🤖 AI Summary
This work addresses the problem of efficiently computing approximate decision tree split points in data streams. The authors propose a single-pass algorithm that achieves near-optimal space complexity for both regression tasks—where labels are bounded—and classification tasks based on Gini impurity. By leveraging the Lipschitz continuity of the loss function, reservoir sampling, and a Count-Min Sketch variant supporting range queries, the method attains theoretically grounded performance. The study establishes matching upper and lower bounds via a reduction from the INDEX problem: for regression, it achieves Õ(M²/ε) space and proves an Ω(M²/ε) lower bound; for classification, it reduces space to Õ(1/ε) and demonstrates a matching Ω(1/ε) lower bound. These results collectively establish the optimality of the proposed single-pass algorithm.
📝 Abstract
We establish nearly optimal upper and lower bounds for approximating decision tree splits in data streams. For regression with labels in the range $\{0,1,\ldots,M\}$, we give a one-pass algorithm using $\tilde{O}(M^2/ε)$ space that outputs a split within additive $ε$ error of the optimal split, improving upon the two-pass algorithm of Pham et al. (ISIT 2025). Furthermore, we provide a matching one-pass lower bound showing that $Ω(M^2/ε)$ space is indeed necessary.

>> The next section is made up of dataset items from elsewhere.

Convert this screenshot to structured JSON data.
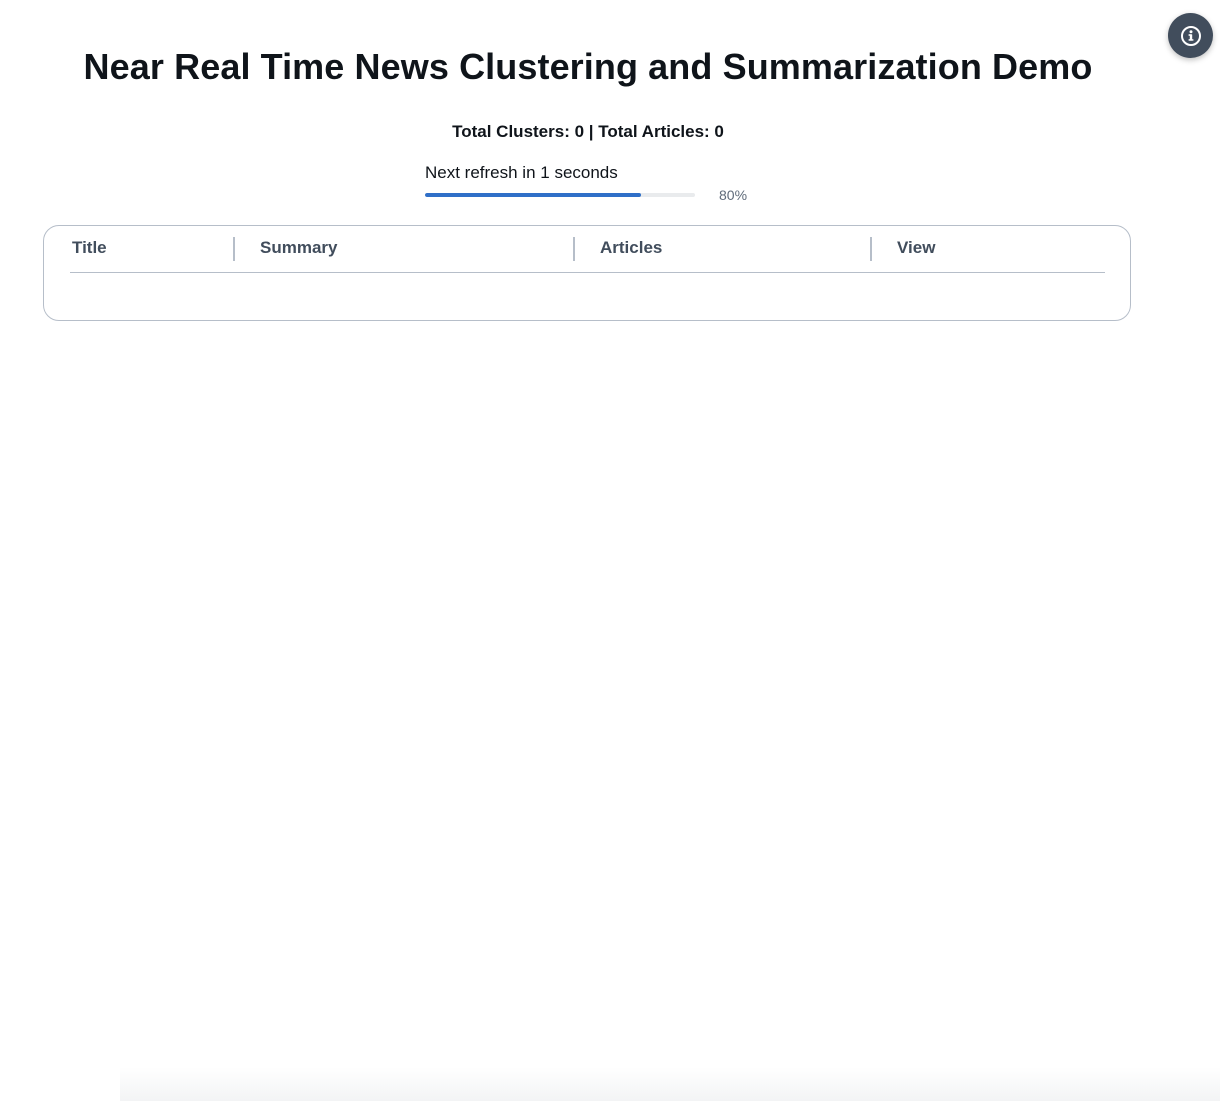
{
  "header": {
    "title": "Near Real Time News Clustering and Summarization Demo"
  },
  "stats": {
    "totals_text": "Total Clusters: 0 | Total Articles: 0"
  },
  "refresh": {
    "label": "Next refresh in 1 seconds",
    "progress_percent": 80,
    "progress_text": "80%"
  },
  "table": {
    "columns": [
      "Title",
      "Summary",
      "Articles",
      "View"
    ],
    "rows": []
  },
  "info_button": {
    "icon": "info-icon"
  },
  "colors": {
    "progress_fill": "#2f6fc8",
    "info_button_bg": "#414d5c"
  }
}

For classification, we also obtain a one-pass algorithm using $\tilde{O}(1/ε)$ space for approximating the optimal Gini split, improving upon the previous $\tilde{O}(1/ε^2)$-space algorithm. We complement these results with matching space lower bounds: $Ω(1/ε)$ for Gini impurity and $Ω(1/ε)$ for misclassification (which matches the upper bound obtained by sampling).
Our algorithms exploit the Lipschitz property of the loss functions and use reservoir sampling along with Count--Min sketches with range queries. Our lower bounds follow from careful reductions from the INDEX problem.